As the key starts to move down, the shoulder on its right-hand side first contacts the tab on the lock lever, which stands slightly higher than that on the segment lever. The relative motion between the two levers operates the segment lever bell crank, pushing its vertical arm forward and arming the "Controlled Key" mechanism (described later). As soon as the key reaches the segment lever tab the two levers move down together and the bell crank movement ceases.
The key continues downwards, with the backstop holding the accumulator and the pinion ratchet free-wheeling.
Key operation - full stroke.
As the key reaches the bottom of its intended travel, the shoulder on its left-hand side contacts the raised tab on the corresponding key stop lever and pushes it downwards. (The key shown is number 4, which engages with the even key stop lever. Notice that the other lever is still pulled up against the central stop rod).
The key stop lever presses downwards on the horizontal arm of the key stop, swinging the vertical arm forward into the path of the sawtooth rack on the segment lever. All motion comes to an abrupt and positive stop when the lower horizontal surface of the downward-moving sawtooth collides with the upper horizontal surface of the forward-moving stop lug.

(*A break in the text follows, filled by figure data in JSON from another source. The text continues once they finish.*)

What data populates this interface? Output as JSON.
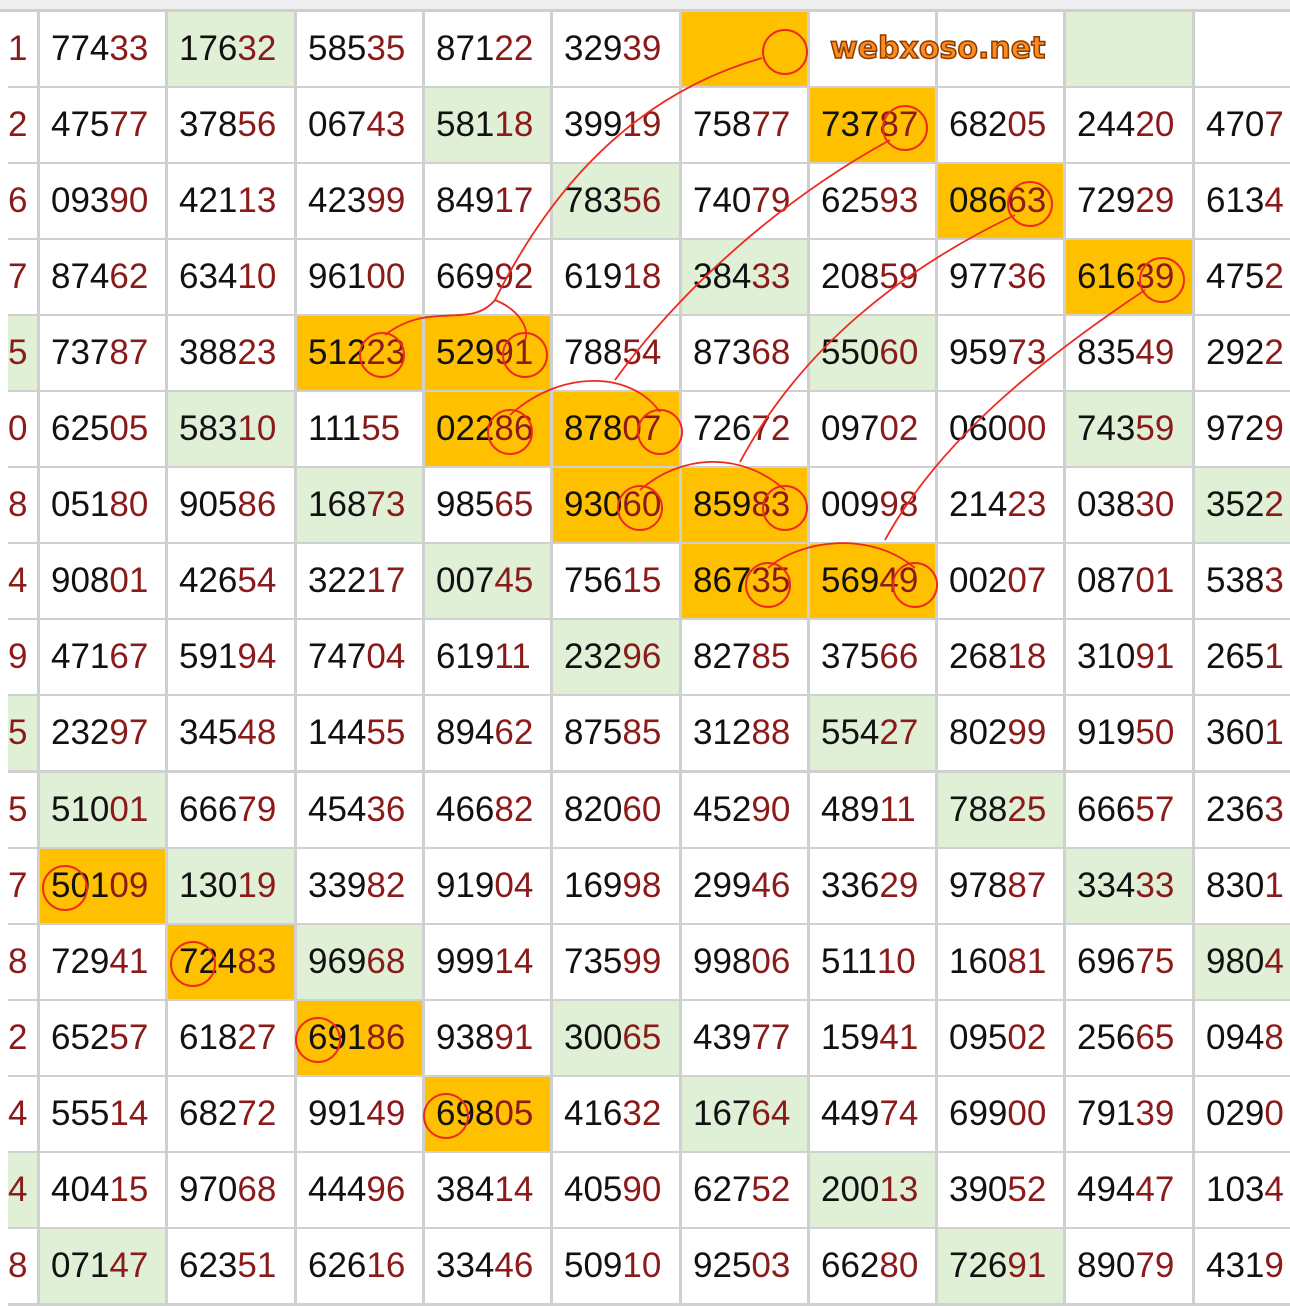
{
  "watermark": "webxoso.net",
  "colors": {
    "green": "#dff0d6",
    "orange": "#ffc000",
    "tail_red": "#8b1a1a"
  },
  "rows": [
    {
      "idx": "1",
      "idx_h": null,
      "cells": [
        {
          "v": "77433",
          "h": null
        },
        {
          "v": "17632",
          "h": "green"
        },
        {
          "v": "58535",
          "h": null
        },
        {
          "v": "87122",
          "h": null
        },
        {
          "v": "32939",
          "h": null
        },
        {
          "v": "",
          "h": "orange"
        },
        {
          "v": "",
          "h": null
        },
        {
          "v": "",
          "h": null
        },
        {
          "v": "",
          "h": "green"
        },
        {
          "v": "",
          "h": null
        }
      ]
    },
    {
      "idx": "2",
      "idx_h": null,
      "cells": [
        {
          "v": "47577",
          "h": null
        },
        {
          "v": "37856",
          "h": null
        },
        {
          "v": "06743",
          "h": null
        },
        {
          "v": "58118",
          "h": "green"
        },
        {
          "v": "39919",
          "h": null
        },
        {
          "v": "75877",
          "h": null
        },
        {
          "v": "73787",
          "h": "orange"
        },
        {
          "v": "68205",
          "h": null
        },
        {
          "v": "24420",
          "h": null
        },
        {
          "v": "4707",
          "h": null
        }
      ]
    },
    {
      "idx": "6",
      "idx_h": null,
      "cells": [
        {
          "v": "09390",
          "h": null
        },
        {
          "v": "42113",
          "h": null
        },
        {
          "v": "42399",
          "h": null
        },
        {
          "v": "84917",
          "h": null
        },
        {
          "v": "78356",
          "h": "green"
        },
        {
          "v": "74079",
          "h": null
        },
        {
          "v": "62593",
          "h": null
        },
        {
          "v": "08663",
          "h": "orange"
        },
        {
          "v": "72929",
          "h": null
        },
        {
          "v": "6134",
          "h": null
        }
      ]
    },
    {
      "idx": "7",
      "idx_h": null,
      "cells": [
        {
          "v": "87462",
          "h": null
        },
        {
          "v": "63410",
          "h": null
        },
        {
          "v": "96100",
          "h": null
        },
        {
          "v": "66992",
          "h": null
        },
        {
          "v": "61918",
          "h": null
        },
        {
          "v": "38433",
          "h": "green"
        },
        {
          "v": "20859",
          "h": null
        },
        {
          "v": "97736",
          "h": null
        },
        {
          "v": "61639",
          "h": "orange"
        },
        {
          "v": "4752",
          "h": null
        }
      ]
    },
    {
      "idx": "5",
      "idx_h": "green",
      "cells": [
        {
          "v": "73787",
          "h": null
        },
        {
          "v": "38823",
          "h": null
        },
        {
          "v": "51223",
          "h": "orange"
        },
        {
          "v": "52991",
          "h": "orange"
        },
        {
          "v": "78854",
          "h": null
        },
        {
          "v": "87368",
          "h": null
        },
        {
          "v": "55060",
          "h": "green"
        },
        {
          "v": "95973",
          "h": null
        },
        {
          "v": "83549",
          "h": null
        },
        {
          "v": "2922",
          "h": null
        }
      ]
    },
    {
      "idx": "0",
      "idx_h": null,
      "cells": [
        {
          "v": "62505",
          "h": null
        },
        {
          "v": "58310",
          "h": "green"
        },
        {
          "v": "11155",
          "h": null
        },
        {
          "v": "02286",
          "h": "orange"
        },
        {
          "v": "87807",
          "h": "orange"
        },
        {
          "v": "72672",
          "h": null
        },
        {
          "v": "09702",
          "h": null
        },
        {
          "v": "06000",
          "h": null
        },
        {
          "v": "74359",
          "h": "green"
        },
        {
          "v": "9729",
          "h": null
        }
      ]
    },
    {
      "idx": "8",
      "idx_h": null,
      "cells": [
        {
          "v": "05180",
          "h": null
        },
        {
          "v": "90586",
          "h": null
        },
        {
          "v": "16873",
          "h": "green"
        },
        {
          "v": "98565",
          "h": null
        },
        {
          "v": "93060",
          "h": "orange"
        },
        {
          "v": "85983",
          "h": "orange"
        },
        {
          "v": "00998",
          "h": null
        },
        {
          "v": "21423",
          "h": null
        },
        {
          "v": "03830",
          "h": null
        },
        {
          "v": "3522",
          "h": "green"
        }
      ]
    },
    {
      "idx": "4",
      "idx_h": null,
      "cells": [
        {
          "v": "90801",
          "h": null
        },
        {
          "v": "42654",
          "h": null
        },
        {
          "v": "32217",
          "h": null
        },
        {
          "v": "00745",
          "h": "green"
        },
        {
          "v": "75615",
          "h": null
        },
        {
          "v": "86735",
          "h": "orange"
        },
        {
          "v": "56949",
          "h": "orange"
        },
        {
          "v": "00207",
          "h": null
        },
        {
          "v": "08701",
          "h": null
        },
        {
          "v": "5383",
          "h": null
        }
      ]
    },
    {
      "idx": "9",
      "idx_h": null,
      "cells": [
        {
          "v": "47167",
          "h": null
        },
        {
          "v": "59194",
          "h": null
        },
        {
          "v": "74704",
          "h": null
        },
        {
          "v": "61911",
          "h": null
        },
        {
          "v": "23296",
          "h": "green"
        },
        {
          "v": "82785",
          "h": null
        },
        {
          "v": "37566",
          "h": null
        },
        {
          "v": "26818",
          "h": null
        },
        {
          "v": "31091",
          "h": null
        },
        {
          "v": "2651",
          "h": null
        }
      ]
    },
    {
      "idx": "5",
      "idx_h": "green",
      "cells": [
        {
          "v": "23297",
          "h": null
        },
        {
          "v": "34548",
          "h": null
        },
        {
          "v": "14455",
          "h": null
        },
        {
          "v": "89462",
          "h": null
        },
        {
          "v": "87585",
          "h": null
        },
        {
          "v": "31288",
          "h": null
        },
        {
          "v": "55427",
          "h": "green"
        },
        {
          "v": "80299",
          "h": null
        },
        {
          "v": "91950",
          "h": null
        },
        {
          "v": "3601",
          "h": null
        }
      ]
    },
    {
      "idx": "5",
      "idx_h": null,
      "cells": [
        {
          "v": "51001",
          "h": "green"
        },
        {
          "v": "66679",
          "h": null
        },
        {
          "v": "45436",
          "h": null
        },
        {
          "v": "46682",
          "h": null
        },
        {
          "v": "82060",
          "h": null
        },
        {
          "v": "45290",
          "h": null
        },
        {
          "v": "48911",
          "h": null
        },
        {
          "v": "78825",
          "h": "green"
        },
        {
          "v": "66657",
          "h": null
        },
        {
          "v": "2363",
          "h": null
        }
      ]
    },
    {
      "idx": "7",
      "idx_h": null,
      "cells": [
        {
          "v": "50109",
          "h": "orange"
        },
        {
          "v": "13019",
          "h": "green"
        },
        {
          "v": "33982",
          "h": null
        },
        {
          "v": "91904",
          "h": null
        },
        {
          "v": "16998",
          "h": null
        },
        {
          "v": "29946",
          "h": null
        },
        {
          "v": "33629",
          "h": null
        },
        {
          "v": "97887",
          "h": null
        },
        {
          "v": "33433",
          "h": "green"
        },
        {
          "v": "8301",
          "h": null
        }
      ]
    },
    {
      "idx": "8",
      "idx_h": null,
      "cells": [
        {
          "v": "72941",
          "h": null
        },
        {
          "v": "72483",
          "h": "orange"
        },
        {
          "v": "96968",
          "h": "green"
        },
        {
          "v": "99914",
          "h": null
        },
        {
          "v": "73599",
          "h": null
        },
        {
          "v": "99806",
          "h": null
        },
        {
          "v": "51110",
          "h": null
        },
        {
          "v": "16081",
          "h": null
        },
        {
          "v": "69675",
          "h": null
        },
        {
          "v": "9804",
          "h": "green"
        }
      ]
    },
    {
      "idx": "2",
      "idx_h": null,
      "cells": [
        {
          "v": "65257",
          "h": null
        },
        {
          "v": "61827",
          "h": null
        },
        {
          "v": "69186",
          "h": "orange"
        },
        {
          "v": "93891",
          "h": null
        },
        {
          "v": "30065",
          "h": "green"
        },
        {
          "v": "43977",
          "h": null
        },
        {
          "v": "15941",
          "h": null
        },
        {
          "v": "09502",
          "h": null
        },
        {
          "v": "25665",
          "h": null
        },
        {
          "v": "0948",
          "h": null
        }
      ]
    },
    {
      "idx": "4",
      "idx_h": null,
      "cells": [
        {
          "v": "55514",
          "h": null
        },
        {
          "v": "68272",
          "h": null
        },
        {
          "v": "99149",
          "h": null
        },
        {
          "v": "69805",
          "h": "orange"
        },
        {
          "v": "41632",
          "h": null
        },
        {
          "v": "16764",
          "h": "green"
        },
        {
          "v": "44974",
          "h": null
        },
        {
          "v": "69900",
          "h": null
        },
        {
          "v": "79139",
          "h": null
        },
        {
          "v": "0290",
          "h": null
        }
      ]
    },
    {
      "idx": "4",
      "idx_h": "green",
      "cells": [
        {
          "v": "40415",
          "h": null
        },
        {
          "v": "97068",
          "h": null
        },
        {
          "v": "44496",
          "h": null
        },
        {
          "v": "38414",
          "h": null
        },
        {
          "v": "40590",
          "h": null
        },
        {
          "v": "62752",
          "h": null
        },
        {
          "v": "20013",
          "h": "green"
        },
        {
          "v": "39052",
          "h": null
        },
        {
          "v": "49447",
          "h": null
        },
        {
          "v": "1034",
          "h": null
        }
      ]
    },
    {
      "idx": "8",
      "idx_h": null,
      "cells": [
        {
          "v": "07147",
          "h": "green"
        },
        {
          "v": "62351",
          "h": null
        },
        {
          "v": "62616",
          "h": null
        },
        {
          "v": "33446",
          "h": null
        },
        {
          "v": "50910",
          "h": null
        },
        {
          "v": "92503",
          "h": null
        },
        {
          "v": "66280",
          "h": null
        },
        {
          "v": "72691",
          "h": "green"
        },
        {
          "v": "89079",
          "h": null
        },
        {
          "v": "4319",
          "h": null
        }
      ]
    }
  ]
}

The heights of the tabs on the keystems and the key stop levers are arranged so that the keys will operate the stops alternately on the five horizontal sections of the saw-tooth rack - 1 and 2 on the lowest section, 3 and 4 (shown) on the second section, and so on.
The final position of the segment rack (and hence the accumulator pinion) is very precisely controlled, as it depends only on the dimensions of the sawtooth rack and the length of the key stop arm, and not on the keys or the lever mechanism.
When the operator releases the key, the segment lever springs pull the mechanism back to the starting position, with the pinion ratchet advancing the accumulator by an exact number of steps.